A monotonia não é exclusividade das organizações públicas, de certo; os moldes pelos quais está organizada boa parte dos processos de trabalho, principalmente em um país como o Brasil, deixam muito a desejar em matéria de inovação
e criação de ambientes propícios ao desenvolvimento de novas habilidades e
exploração de formas alternativas de produtividade: em geral opta-se por uma
organização com traços mecanicistas, porque é o que vem tradicionalmente sendo feito ao longo do tempo, sem grandes pressões por modificações mais efetivas. No setor público, entretanto, há maiores reflexos no tocante à cultura, pois
parece haver, mais do que nas organizações privadas, um nível de apego à forma
tradicional pela qual as atividades se encontram organizadas, com efeitos
indesejados sobre as iniciativas de inovação.

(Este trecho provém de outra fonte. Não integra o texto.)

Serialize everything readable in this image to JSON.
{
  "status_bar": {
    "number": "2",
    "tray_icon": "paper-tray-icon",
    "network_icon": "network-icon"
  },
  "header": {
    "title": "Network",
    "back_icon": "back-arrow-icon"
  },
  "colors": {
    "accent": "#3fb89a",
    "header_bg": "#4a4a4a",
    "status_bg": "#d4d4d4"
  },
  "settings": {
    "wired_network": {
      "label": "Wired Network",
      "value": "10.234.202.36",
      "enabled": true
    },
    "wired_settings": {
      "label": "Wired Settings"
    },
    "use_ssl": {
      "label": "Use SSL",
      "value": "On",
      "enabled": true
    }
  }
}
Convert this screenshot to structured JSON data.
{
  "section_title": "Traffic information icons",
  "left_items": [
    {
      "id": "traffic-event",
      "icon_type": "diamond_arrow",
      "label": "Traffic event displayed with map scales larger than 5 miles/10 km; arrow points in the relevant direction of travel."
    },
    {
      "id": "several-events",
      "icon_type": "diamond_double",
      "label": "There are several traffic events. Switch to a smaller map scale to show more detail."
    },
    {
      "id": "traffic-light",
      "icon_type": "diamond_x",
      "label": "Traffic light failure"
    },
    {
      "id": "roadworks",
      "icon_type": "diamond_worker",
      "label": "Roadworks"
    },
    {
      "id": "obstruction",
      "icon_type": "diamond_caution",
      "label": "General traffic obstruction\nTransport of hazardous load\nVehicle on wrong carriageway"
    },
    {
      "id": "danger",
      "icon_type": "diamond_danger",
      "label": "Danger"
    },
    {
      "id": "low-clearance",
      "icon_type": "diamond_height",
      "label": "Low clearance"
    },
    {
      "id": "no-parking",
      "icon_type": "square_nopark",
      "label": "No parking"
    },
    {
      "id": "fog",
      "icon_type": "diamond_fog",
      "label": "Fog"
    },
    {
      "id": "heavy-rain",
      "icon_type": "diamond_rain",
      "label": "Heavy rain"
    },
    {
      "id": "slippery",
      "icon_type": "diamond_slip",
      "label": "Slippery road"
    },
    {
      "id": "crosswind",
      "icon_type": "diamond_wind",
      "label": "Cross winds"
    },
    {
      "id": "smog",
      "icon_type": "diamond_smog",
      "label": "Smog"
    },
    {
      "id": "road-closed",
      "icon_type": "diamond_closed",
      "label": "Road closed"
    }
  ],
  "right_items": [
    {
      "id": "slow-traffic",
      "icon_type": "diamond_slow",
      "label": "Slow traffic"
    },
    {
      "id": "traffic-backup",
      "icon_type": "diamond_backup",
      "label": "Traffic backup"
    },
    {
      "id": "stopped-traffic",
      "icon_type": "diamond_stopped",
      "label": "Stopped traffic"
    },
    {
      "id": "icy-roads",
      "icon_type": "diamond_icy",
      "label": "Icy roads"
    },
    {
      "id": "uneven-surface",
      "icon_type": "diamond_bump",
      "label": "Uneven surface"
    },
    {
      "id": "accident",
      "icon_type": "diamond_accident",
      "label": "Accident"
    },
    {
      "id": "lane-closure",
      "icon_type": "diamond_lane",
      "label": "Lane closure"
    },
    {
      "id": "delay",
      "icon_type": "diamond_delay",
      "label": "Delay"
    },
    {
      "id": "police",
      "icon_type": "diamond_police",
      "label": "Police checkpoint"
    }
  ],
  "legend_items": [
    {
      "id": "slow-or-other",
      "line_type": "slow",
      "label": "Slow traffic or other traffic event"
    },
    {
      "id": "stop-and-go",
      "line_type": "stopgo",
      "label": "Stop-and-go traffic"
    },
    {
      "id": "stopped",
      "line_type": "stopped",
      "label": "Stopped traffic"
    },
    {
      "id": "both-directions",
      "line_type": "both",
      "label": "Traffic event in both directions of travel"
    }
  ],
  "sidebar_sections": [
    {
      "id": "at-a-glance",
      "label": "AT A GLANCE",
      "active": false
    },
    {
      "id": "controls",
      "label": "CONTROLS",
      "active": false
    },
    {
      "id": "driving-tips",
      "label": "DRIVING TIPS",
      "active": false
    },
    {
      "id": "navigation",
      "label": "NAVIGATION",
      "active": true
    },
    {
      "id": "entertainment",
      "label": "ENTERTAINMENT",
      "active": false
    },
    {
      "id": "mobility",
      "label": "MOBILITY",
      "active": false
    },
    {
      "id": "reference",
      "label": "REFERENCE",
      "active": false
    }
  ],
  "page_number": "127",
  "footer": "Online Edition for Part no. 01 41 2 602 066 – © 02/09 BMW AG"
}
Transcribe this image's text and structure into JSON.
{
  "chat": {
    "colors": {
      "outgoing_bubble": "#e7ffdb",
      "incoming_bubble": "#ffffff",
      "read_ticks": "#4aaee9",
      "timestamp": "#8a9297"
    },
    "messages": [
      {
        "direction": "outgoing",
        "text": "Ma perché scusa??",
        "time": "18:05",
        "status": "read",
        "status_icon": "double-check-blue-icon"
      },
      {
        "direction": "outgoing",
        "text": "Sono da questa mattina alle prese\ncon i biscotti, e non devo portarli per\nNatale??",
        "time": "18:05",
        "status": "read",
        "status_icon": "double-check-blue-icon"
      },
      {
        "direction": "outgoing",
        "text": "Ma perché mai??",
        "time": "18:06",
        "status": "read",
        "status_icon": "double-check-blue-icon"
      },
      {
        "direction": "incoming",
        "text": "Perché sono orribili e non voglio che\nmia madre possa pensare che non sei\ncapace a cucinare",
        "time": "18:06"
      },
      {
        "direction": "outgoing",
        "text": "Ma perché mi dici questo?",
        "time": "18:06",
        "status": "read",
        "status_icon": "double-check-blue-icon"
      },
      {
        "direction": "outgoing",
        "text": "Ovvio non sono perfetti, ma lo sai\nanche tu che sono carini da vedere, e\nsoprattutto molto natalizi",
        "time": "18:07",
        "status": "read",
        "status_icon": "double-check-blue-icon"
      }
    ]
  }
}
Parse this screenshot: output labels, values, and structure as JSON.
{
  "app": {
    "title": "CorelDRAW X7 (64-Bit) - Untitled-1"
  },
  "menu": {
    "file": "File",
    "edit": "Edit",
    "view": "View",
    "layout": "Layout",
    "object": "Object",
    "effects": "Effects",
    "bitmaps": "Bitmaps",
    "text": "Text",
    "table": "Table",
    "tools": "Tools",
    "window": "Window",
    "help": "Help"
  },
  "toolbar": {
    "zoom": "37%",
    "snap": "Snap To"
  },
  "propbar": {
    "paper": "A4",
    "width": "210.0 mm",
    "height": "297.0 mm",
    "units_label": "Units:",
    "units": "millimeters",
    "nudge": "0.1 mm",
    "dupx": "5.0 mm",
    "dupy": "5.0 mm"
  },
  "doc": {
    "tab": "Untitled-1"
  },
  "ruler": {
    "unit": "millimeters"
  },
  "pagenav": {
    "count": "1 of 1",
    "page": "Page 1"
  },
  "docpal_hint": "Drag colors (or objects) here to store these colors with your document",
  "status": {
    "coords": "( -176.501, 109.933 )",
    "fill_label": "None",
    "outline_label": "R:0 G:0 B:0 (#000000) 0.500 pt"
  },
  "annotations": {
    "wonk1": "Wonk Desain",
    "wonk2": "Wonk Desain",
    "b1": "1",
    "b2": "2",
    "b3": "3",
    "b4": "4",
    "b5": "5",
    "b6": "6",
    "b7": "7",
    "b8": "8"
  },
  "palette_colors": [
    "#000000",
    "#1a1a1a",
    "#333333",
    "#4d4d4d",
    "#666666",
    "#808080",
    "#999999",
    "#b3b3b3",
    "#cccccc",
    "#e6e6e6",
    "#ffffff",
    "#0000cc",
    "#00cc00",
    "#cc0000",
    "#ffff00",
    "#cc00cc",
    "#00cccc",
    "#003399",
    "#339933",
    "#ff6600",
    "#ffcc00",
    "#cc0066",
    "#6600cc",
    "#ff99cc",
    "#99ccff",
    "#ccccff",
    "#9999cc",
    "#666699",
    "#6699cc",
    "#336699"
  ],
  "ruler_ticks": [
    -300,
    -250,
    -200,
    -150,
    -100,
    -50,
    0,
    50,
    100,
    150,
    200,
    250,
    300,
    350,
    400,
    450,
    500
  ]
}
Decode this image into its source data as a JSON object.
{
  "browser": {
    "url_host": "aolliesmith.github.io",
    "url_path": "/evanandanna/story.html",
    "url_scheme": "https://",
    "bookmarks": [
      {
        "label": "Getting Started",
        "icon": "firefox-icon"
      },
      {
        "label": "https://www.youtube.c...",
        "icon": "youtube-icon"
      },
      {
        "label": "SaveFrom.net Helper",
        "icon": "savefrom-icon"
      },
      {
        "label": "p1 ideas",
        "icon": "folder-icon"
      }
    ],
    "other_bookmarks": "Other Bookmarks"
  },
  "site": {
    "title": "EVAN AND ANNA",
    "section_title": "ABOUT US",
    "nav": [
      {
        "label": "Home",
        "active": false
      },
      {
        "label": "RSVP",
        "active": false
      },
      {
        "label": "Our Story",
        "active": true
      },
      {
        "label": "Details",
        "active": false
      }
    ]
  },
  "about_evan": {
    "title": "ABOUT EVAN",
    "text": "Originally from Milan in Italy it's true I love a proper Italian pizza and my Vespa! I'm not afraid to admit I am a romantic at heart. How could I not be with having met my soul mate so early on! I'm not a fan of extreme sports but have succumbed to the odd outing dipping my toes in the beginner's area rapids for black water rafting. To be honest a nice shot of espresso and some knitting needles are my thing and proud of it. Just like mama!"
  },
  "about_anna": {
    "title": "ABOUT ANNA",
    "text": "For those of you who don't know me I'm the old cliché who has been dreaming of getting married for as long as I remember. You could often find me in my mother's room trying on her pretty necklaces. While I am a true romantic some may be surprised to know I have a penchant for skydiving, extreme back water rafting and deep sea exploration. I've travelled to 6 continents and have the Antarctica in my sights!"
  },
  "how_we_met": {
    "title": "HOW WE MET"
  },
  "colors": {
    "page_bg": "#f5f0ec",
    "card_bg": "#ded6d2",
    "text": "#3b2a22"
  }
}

Inovaç ão O rganizac ional
A situação, contudo, tende a adquirir novos contornos. Foram manifestadas
algumas reações de apoio a inovações na gestão, destacando-se a importância
de modernização das formas de gestão vigentes, a fim de assegurar a sobrevivência das organizações públicas no futuro.
“É bom sempre inovar, porque tem que haver certa regularidade nos seus
processos, mas não [sem] um pouco de inovação. Inovação é sempre
desejável, é necessário sempre inovar” (relato).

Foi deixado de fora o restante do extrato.